BASKET was a randomized controlled trial in an all-comer PCI population with no exclusion criteria, thus representing daily practice in a large interventional cardiology centre. Therefore, our data represent important evidence with regard to potential drug–drug interactions between PPIs and clopidogrel. We have shown that patients receiving PPI treatment had a higher baseline risk of cardiovascular events, but also that PPI use was an independent predictor of myocardial infarction when adjusted for baseline differences, with most events occurring early after PCI. Therefore, this analysis extends the hypothesis of a possible drug–drug interaction between PPI and clopidogrel to patients who are at high risk of recurrent cardiovascular events and especially stent thrombosis when the effect of DAPT is most needed. Our data corroborate current recommendations from the FDA and EMEA, although the EMEA issued only initially a class-effect warning and more recently a warning against omeprazole and esomeprazole, whereas the FDA issued a warning against omeprazole alone.

As a secondary analysis of previously published data, this study is subject to inherent limitations. However, BASKET was a randomized controlled trial that enrolled an all-comer PCI population and, therefore, represents daily practice in most hospitals. To account for potential confounders, differences in baseline characteristics were adjusted by multivariate analysis. Although the sample size was limited, the population was large enough to detect important differences in outcome between the groups. Outcome analyses between the different PPIs or between the different stents were not performed because numbers in each subgroup were too small to provide relevant results.

In conclusion, in this real-world PCI population, the combination of PPIs and clopidogrel was associated with a doubling of myocardial infarction rates at 3 years.
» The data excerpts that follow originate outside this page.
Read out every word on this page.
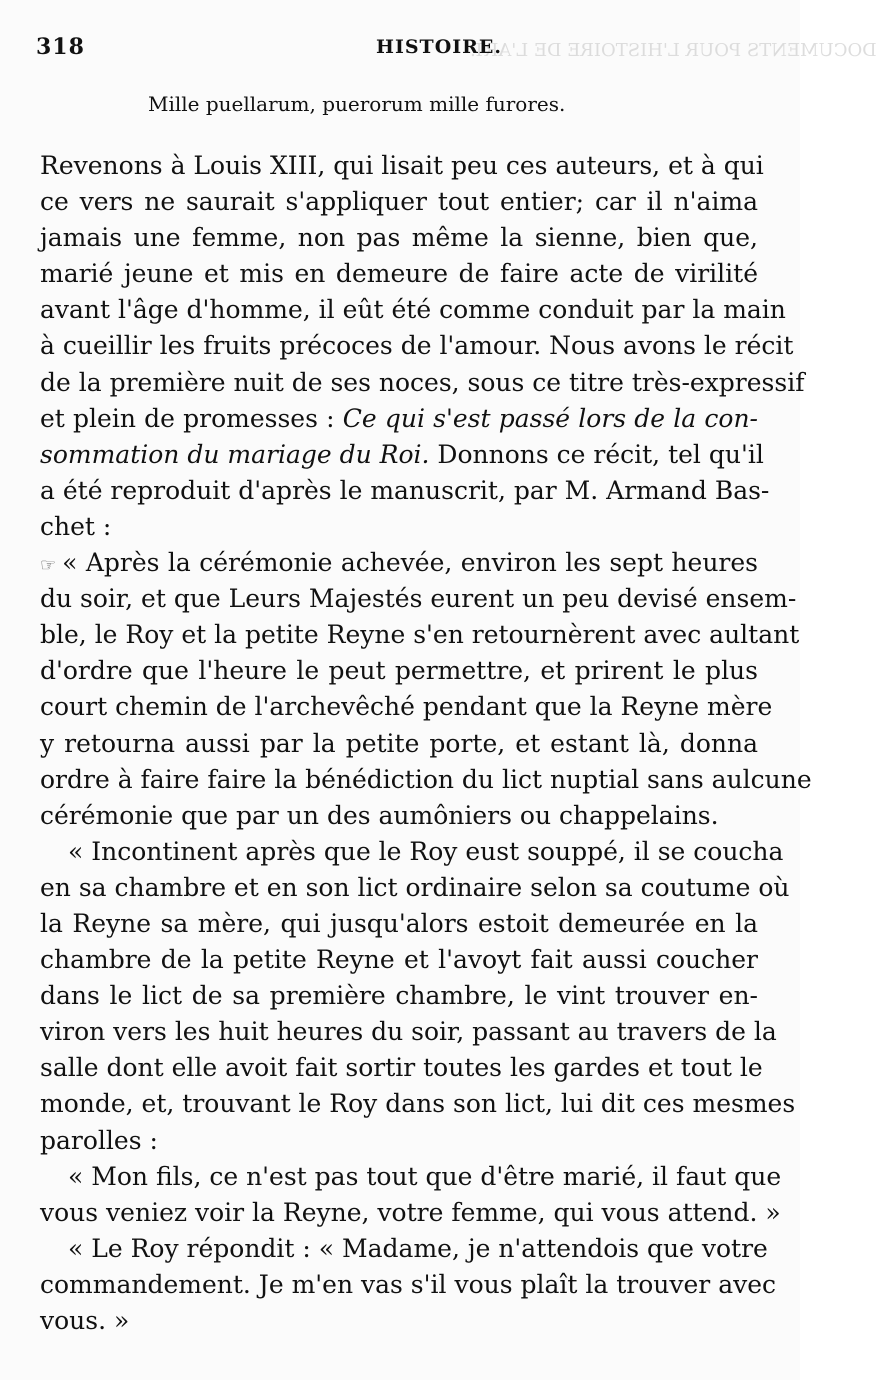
DOCUMENTS POUR L'HISTOIRE DE L'ART.
318	HISTOIRE.
Mille puellarum, puerorum mille furores.
Revenons à Louis XIII, qui lisait peu ces auteurs, et à qui
ce vers ne saurait s'appliquer tout entier; car il n'aima
jamais une femme, non pas même la sienne, bien que,
marié jeune et mis en demeure de faire acte de virilité
avant l'âge d'homme, il eût été comme conduit par la main
à cueillir les fruits précoces de l'amour. Nous avons le récit
de la première nuit de ses noces, sous ce titre très-expressif
et plein de promesses : Ce qui s'est passé lors de la con-
sommation du mariage du Roi. Donnons ce récit, tel qu'il
a été reproduit d'après le manuscrit, par M. Armand Bas-
chet :
☞ « Après la cérémonie achevée, environ les sept heures
du soir, et que Leurs Majestés eurent un peu devisé ensem-
ble, le Roy et la petite Reyne s'en retournèrent avec aultant
d'ordre que l'heure le peut permettre, et prirent le plus
court chemin de l'archevêché pendant que la Reyne mère
y retourna aussi par la petite porte, et estant là, donna
ordre à faire faire la bénédiction du lict nuptial sans aulcune
cérémonie que par un des aumôniers ou chappelains.
« Incontinent après que le Roy eust souppé, il se coucha
en sa chambre et en son lict ordinaire selon sa coutume où
la Reyne sa mère, qui jusqu'alors estoit demeurée en la
chambre de la petite Reyne et l'avoyt fait aussi coucher
dans le lict de sa première chambre, le vint trouver en-
viron vers les huit heures du soir, passant au travers de la
salle dont elle avoit fait sortir toutes les gardes et tout le
monde, et, trouvant le Roy dans son lict, lui dit ces mesmes
parolles :
« Mon fils, ce n'est pas tout que d'être marié, il faut que
vous veniez voir la Reyne, votre femme, qui vous attend. »
« Le Roy répondit : « Madame, je n'attendois que votre
commandement. Je m'en vas s'il vous plaît la trouver avec
vous. »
Even after adjustment for confounding factors, PPI use remained an independent predictor of outcome emphasizing the clinical importance of this drug–drug interaction in our all-comer daily practice cardiovascular population with stent ‘off-label’ use in 66% of patients. This finding underscores the importance of the recommendations of the regulatory authorities to use PPI therapy with caution when treatment with clopidogrel is required.

Funding

This work was supported by the Basel Cardiovascular Research Foundation, Basel, Switzerland.

Conflicts of interest statement

No conflicts of interest to declare.